Ik hou wel van de parabel van de verloren zoon. Want kijk hoe mooi God er uitkomt. Jezus verwijst graag naar God met het beeld van de goede vader. Maar met deze parabel neemt hij de tijd om dat vaderbeeld te verhelderen.
En maar goed ook. Want de God van het Oude Testament klinkt soms zo: “Mijn volk is halsstarrig. Hou me niet tegen, dan kan Ik hen in mijn brandende toorn vernietigen." Toch een heel andere god, lijkt me.
De God van Jezus is als een goede vader. En Jezus treedt in detail:
Die vader deelt zijn vermogen vrij uit.
Die vader ziet je graag verschijnen en rent je tegemoet.
Die vader kent medelijden.
Die vader valt je om de hals en geeft je een kus.
Die vader schenkt je al wat je nodig hebt en geeft een groot feest.
Dat kan tellen voor een positief godsbeeld. Het contrast met het oude testament kan niet groter zijn.
Vergeten weg
De parabel van de verloren zoon zou je ook kunnen noemen de parabel van de vergeten weg. Want misschien zijn wij wel vergeten hoe mooi die weg is die naar God voert.

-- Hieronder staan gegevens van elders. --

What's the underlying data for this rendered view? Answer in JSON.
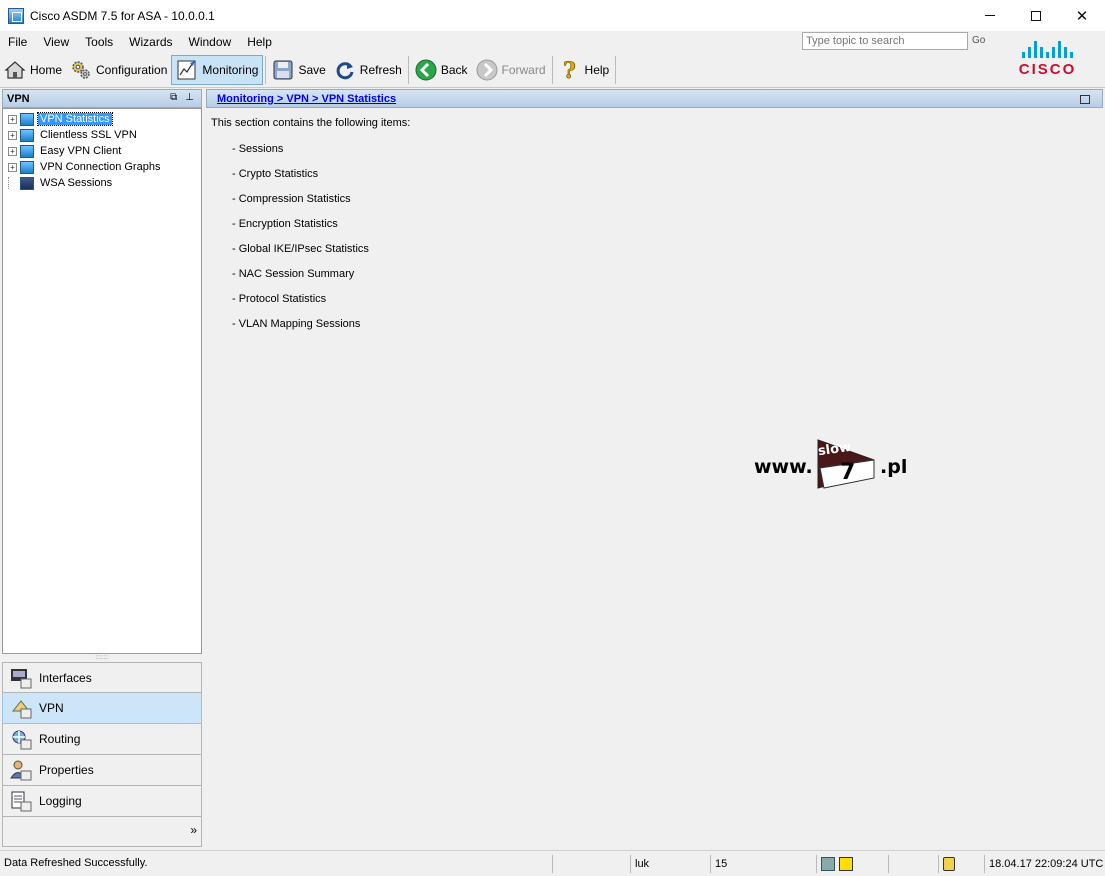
{
  "window": {
    "title": "Cisco ASDM 7.5 for ASA - 10.0.0.1",
    "minimize": "minimize",
    "maximize": "maximize",
    "close": "✕"
  },
  "menu": [
    "File",
    "View",
    "Tools",
    "Wizards",
    "Window",
    "Help"
  ],
  "help_search": {
    "placeholder": "Type topic to search",
    "go_label": "Go"
  },
  "logo": {
    "wordmark": "CISCO",
    "color_primary": "#c8102e",
    "color_bars": "#049fd9"
  },
  "toolbar": {
    "home": "Home",
    "configuration": "Configuration",
    "monitoring": "Monitoring",
    "save": "Save",
    "refresh": "Refresh",
    "back": "Back",
    "forward": "Forward",
    "help": "Help"
  },
  "left_panel": {
    "title": "VPN",
    "tree": [
      {
        "label": "VPN Statistics",
        "expandable": true,
        "selected": true
      },
      {
        "label": "Clientless SSL VPN",
        "expandable": true,
        "selected": false
      },
      {
        "label": "Easy VPN Client",
        "expandable": true,
        "selected": false
      },
      {
        "label": "VPN Connection Graphs",
        "expandable": true,
        "selected": false
      },
      {
        "label": "WSA Sessions",
        "expandable": false,
        "selected": false
      }
    ],
    "nav": [
      {
        "label": "Interfaces",
        "active": false
      },
      {
        "label": "VPN",
        "active": true
      },
      {
        "label": "Routing",
        "active": false
      },
      {
        "label": "Properties",
        "active": false
      },
      {
        "label": "Logging",
        "active": false
      }
    ],
    "more": "»"
  },
  "content": {
    "breadcrumb": "Monitoring > VPN > VPN Statistics",
    "intro": "This section contains the following items:",
    "items": [
      "- Sessions",
      "- Crypto Statistics",
      "- Compression Statistics",
      "- Encryption Statistics",
      "- Global IKE/IPsec Statistics",
      "- NAC Session Summary",
      "- Protocol Statistics",
      "- VLAN Mapping Sessions"
    ]
  },
  "watermark": {
    "prefix": "www.",
    "flag_top": "slow",
    "flag_number": "7",
    "suffix": ".pl"
  },
  "statusbar": {
    "message": "Data Refreshed Successfully.",
    "user": "luk",
    "privilege": "15",
    "datetime": "18.04.17 22:09:24 UTC"
  }
}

Die weg die van de Vader wegleidt, daarvan weten we dat die niet makkelijk begaanbaar is. Dat is een weg met heel druk verkeer; een weg met files en met heel veel wegenwerken. Een weg vol met obstakels.
Niet vol te houden. Het enige wat nog kon, is terug te keren, terug naar het vaderhuis.
En wat weten we over die weg terug? Niet veel.
Maar merk op dat Jezus zelf geen obstakels opwerpt. De weg terug lijkt een soort snelweg waar je als het ware wordt aangezogen door de warmte van dat vaderhuis. Er lijken geen obstakels te zijn, enkel een wijdse begaanbare weg naar huis.
Een dame breekt in
Vorig jaar kwam er een dame mediteren in de ochtend in de Mijlstraatkerk. Ze had vernomen dat dat kon in Duffel, gratis. Zij was nieuwsgierig om te ontdekken hoe meditatie verloopt. Misschien bent ook u nieuwsgierig.
Wel, de meditatie in de ochtend duurt een half uur in twee delen van een kwartier. Misschien kunnen we de discipline van meditatie beschouwen als een weg zonder obstakels, als een weg die niet volledig is uitgestippeld. Bij een gebedsdienst heb je op z'n minst nog een blaadje met een aantal gebeden en teksten om je aan vast te houden. Niet zo bij meditatie. Daar moet je het doen met God alleen, met jezelf en die Vader. Daar leer je in stilte te vorderen naar het vaderhuis. Meditatie als die vrije wijdse weg naar de Vader.
Die dame was aldus aanwezig die ochtend om mee te mediteren. En ze ontdekte dat er in de tweede helft van de meditatie wel woorden worden gebruikt. Positieve kernachtige woorden die spontaan bij de mensen opwellen. En daar zag ze haar kans.
Want de weg die zijn bewandelde naar de vader was een theologische weg; een weg bezaaid met theologische obstakels.
In haar geval was het een protestantse weg die zij bewandelde. Een weg waarvan zij vond dat dit de enige juiste weg was, en dat de anderen ook op die wijze moeten vorderen.
Mij leek dat zij afweek van de wijdse, begaanbare weg naar de Vader en dat zij een soort zijweg promootte: haar weg.
In het lange gesprek nadien was ik blij haar te kunnen vertellen dat op de weg terug naar de Vader, dat er daar geen obstakels staan. Dat daar door Jezus geen theologische eisen worden gesteld. De weg is vrij om te bewandelen. Het enige wat nodig is, is dat wij opstaan, ons omkeren en de weg naar de vader inzetten. Dat is het enige wat nodig is.
Want de Vader, met zijn warme glimlach, staat al op de uitkijk.